Minden/Lübbecke. Kreiskämmerer Hartmut Heinen erläuterte bei der Klausursitzung der CDU-Kreistagsfraktion die sich für den Kreishaushalt ergebenden Verbesserungen durch die Veränderungen nach der 1. Modellrechnung für das Gemeindefinanzierungsgesetz (GfG). Die Anhebung der fiktiven Hebesätze bei der Gewerbesteuer sowie bei den Grundsteuern A und B durch das Land führen zu veränderten Umlagegrundlagen.
Friedrich Klanke, Vorsitzender der KreistagsfraktionUnter Berücksichtigung der übrigen Veränderungen, wie die Neugewichtung des Soziallastenansatzes und höheren Schlüsselzuweisungen, ergeben sich für den Kreishaushalt Einnahmeverbesserungen. Dementsprechend habe die Verwaltung, so Hartmut Heinen, eine Reduzierung ihres Vorschlages hinsichtlich der Erhöhung der Kreisumlage auf nunmehr nur noch 0,5 Prozent Anhebung vorgenommen.

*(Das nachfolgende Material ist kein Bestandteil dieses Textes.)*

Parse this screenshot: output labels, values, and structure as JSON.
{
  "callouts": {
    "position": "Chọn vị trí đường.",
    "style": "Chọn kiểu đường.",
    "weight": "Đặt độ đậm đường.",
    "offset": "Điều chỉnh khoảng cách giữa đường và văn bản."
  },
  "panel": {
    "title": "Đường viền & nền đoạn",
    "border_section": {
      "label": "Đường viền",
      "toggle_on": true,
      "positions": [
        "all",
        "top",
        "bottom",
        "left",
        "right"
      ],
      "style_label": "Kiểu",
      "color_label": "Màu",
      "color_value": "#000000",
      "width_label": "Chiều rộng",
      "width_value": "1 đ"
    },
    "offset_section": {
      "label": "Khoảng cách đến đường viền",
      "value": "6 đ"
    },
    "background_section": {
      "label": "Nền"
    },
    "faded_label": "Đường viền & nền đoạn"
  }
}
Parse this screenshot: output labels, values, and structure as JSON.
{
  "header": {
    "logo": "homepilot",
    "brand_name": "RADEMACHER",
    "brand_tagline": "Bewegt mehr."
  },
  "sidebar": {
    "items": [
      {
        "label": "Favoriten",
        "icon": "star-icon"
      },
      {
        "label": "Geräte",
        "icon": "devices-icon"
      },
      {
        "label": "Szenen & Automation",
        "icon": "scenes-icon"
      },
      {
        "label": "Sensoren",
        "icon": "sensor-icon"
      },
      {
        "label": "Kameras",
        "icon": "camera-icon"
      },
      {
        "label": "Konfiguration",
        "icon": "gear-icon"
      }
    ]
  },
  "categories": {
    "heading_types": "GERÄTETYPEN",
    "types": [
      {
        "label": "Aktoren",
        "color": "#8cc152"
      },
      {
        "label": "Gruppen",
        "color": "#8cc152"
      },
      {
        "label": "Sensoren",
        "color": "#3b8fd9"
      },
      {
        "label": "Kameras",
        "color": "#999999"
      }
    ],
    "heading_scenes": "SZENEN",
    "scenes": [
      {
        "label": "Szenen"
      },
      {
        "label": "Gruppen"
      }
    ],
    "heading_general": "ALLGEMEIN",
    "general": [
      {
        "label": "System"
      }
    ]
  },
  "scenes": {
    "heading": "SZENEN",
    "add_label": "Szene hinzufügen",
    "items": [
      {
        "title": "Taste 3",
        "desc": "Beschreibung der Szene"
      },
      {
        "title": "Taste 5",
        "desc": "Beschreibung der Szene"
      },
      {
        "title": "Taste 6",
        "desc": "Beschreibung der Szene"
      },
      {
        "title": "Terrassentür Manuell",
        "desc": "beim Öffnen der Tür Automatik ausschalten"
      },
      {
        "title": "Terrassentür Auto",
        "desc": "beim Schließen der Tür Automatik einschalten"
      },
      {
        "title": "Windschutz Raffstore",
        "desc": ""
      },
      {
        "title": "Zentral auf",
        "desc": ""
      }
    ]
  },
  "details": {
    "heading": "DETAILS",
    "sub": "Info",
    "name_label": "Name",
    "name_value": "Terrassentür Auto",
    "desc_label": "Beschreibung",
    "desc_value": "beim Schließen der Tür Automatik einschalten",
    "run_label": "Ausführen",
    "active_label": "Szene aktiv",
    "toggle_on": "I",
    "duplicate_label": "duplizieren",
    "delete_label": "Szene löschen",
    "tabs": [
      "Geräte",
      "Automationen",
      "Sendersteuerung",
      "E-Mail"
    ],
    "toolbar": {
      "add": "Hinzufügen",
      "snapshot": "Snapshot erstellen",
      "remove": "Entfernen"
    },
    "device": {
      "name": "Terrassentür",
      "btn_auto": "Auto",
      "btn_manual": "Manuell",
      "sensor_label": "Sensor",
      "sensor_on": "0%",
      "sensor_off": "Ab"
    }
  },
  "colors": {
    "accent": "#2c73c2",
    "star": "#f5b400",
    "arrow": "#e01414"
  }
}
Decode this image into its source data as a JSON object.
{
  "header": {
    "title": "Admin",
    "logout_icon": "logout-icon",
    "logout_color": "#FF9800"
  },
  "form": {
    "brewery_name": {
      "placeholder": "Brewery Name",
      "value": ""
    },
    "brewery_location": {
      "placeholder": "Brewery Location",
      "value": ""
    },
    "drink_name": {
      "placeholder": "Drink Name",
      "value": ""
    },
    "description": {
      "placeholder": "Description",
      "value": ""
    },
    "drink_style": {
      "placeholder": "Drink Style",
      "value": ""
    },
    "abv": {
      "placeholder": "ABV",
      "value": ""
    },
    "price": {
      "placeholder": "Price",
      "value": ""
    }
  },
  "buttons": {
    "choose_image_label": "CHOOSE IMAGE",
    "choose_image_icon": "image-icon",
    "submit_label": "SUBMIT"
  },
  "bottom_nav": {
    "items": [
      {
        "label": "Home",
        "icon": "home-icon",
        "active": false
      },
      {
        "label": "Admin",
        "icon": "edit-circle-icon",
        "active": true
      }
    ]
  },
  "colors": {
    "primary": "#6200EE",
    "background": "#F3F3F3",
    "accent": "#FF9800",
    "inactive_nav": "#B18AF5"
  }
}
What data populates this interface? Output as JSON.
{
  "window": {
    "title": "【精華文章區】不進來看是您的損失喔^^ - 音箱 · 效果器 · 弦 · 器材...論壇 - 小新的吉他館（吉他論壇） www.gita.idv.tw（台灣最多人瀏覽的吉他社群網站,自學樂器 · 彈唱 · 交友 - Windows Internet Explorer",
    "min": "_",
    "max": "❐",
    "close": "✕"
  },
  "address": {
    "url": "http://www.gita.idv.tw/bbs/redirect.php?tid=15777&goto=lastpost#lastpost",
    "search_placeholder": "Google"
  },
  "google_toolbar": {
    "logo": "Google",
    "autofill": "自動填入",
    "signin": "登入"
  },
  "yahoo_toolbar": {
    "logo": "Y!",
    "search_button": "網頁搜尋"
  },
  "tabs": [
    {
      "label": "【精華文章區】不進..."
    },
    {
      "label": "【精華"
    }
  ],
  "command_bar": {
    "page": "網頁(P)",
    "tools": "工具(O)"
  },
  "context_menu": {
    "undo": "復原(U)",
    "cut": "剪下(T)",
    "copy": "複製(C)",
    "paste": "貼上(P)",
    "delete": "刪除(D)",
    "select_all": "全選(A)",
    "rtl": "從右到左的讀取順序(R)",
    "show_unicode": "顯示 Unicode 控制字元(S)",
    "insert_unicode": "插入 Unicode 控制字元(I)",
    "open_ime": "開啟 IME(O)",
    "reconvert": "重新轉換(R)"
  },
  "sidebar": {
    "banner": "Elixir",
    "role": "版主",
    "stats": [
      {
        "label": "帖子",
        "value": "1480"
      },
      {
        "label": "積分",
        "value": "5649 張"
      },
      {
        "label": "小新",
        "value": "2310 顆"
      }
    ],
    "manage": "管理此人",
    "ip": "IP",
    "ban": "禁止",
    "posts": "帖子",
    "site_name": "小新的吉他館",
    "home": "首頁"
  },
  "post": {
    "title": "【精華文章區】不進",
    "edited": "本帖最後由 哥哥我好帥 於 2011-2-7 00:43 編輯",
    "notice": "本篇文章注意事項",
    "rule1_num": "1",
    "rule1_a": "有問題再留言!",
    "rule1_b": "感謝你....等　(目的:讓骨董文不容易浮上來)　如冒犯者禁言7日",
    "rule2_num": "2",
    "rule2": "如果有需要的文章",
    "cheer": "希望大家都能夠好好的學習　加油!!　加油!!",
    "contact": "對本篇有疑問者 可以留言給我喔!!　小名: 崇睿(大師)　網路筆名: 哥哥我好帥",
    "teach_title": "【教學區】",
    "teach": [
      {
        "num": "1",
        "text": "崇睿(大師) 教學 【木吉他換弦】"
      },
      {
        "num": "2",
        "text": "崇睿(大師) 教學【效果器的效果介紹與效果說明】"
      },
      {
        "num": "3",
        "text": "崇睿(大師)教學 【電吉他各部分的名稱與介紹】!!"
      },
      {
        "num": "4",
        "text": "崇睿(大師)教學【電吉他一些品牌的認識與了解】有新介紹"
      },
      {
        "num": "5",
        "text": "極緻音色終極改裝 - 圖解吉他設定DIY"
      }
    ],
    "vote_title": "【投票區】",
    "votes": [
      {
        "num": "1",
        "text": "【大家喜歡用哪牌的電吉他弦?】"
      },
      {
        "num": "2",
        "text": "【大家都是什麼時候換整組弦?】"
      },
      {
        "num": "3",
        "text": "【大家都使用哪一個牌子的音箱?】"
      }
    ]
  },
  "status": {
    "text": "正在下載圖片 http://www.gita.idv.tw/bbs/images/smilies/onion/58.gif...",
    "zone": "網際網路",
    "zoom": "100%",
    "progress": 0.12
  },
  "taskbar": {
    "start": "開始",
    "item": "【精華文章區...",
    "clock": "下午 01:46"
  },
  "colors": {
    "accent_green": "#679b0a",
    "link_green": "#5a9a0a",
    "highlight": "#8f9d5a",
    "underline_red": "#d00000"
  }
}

Darüber hinaus sollen, wie in den Vorjahren, eintretende Veränderungen bei der Landschaftsumlage in voller Höhe an die Städte und Gemeinden weiter gegeben werden. Der Kreiskämmerer wies darauf hin, dass im Haushaltsentwurf des Kreises die Landschaftsumlage allerdings mit 16 Prozent bereits niedriger als von der LWL-Verwaltung eingebracht, veranschlagt worden sei.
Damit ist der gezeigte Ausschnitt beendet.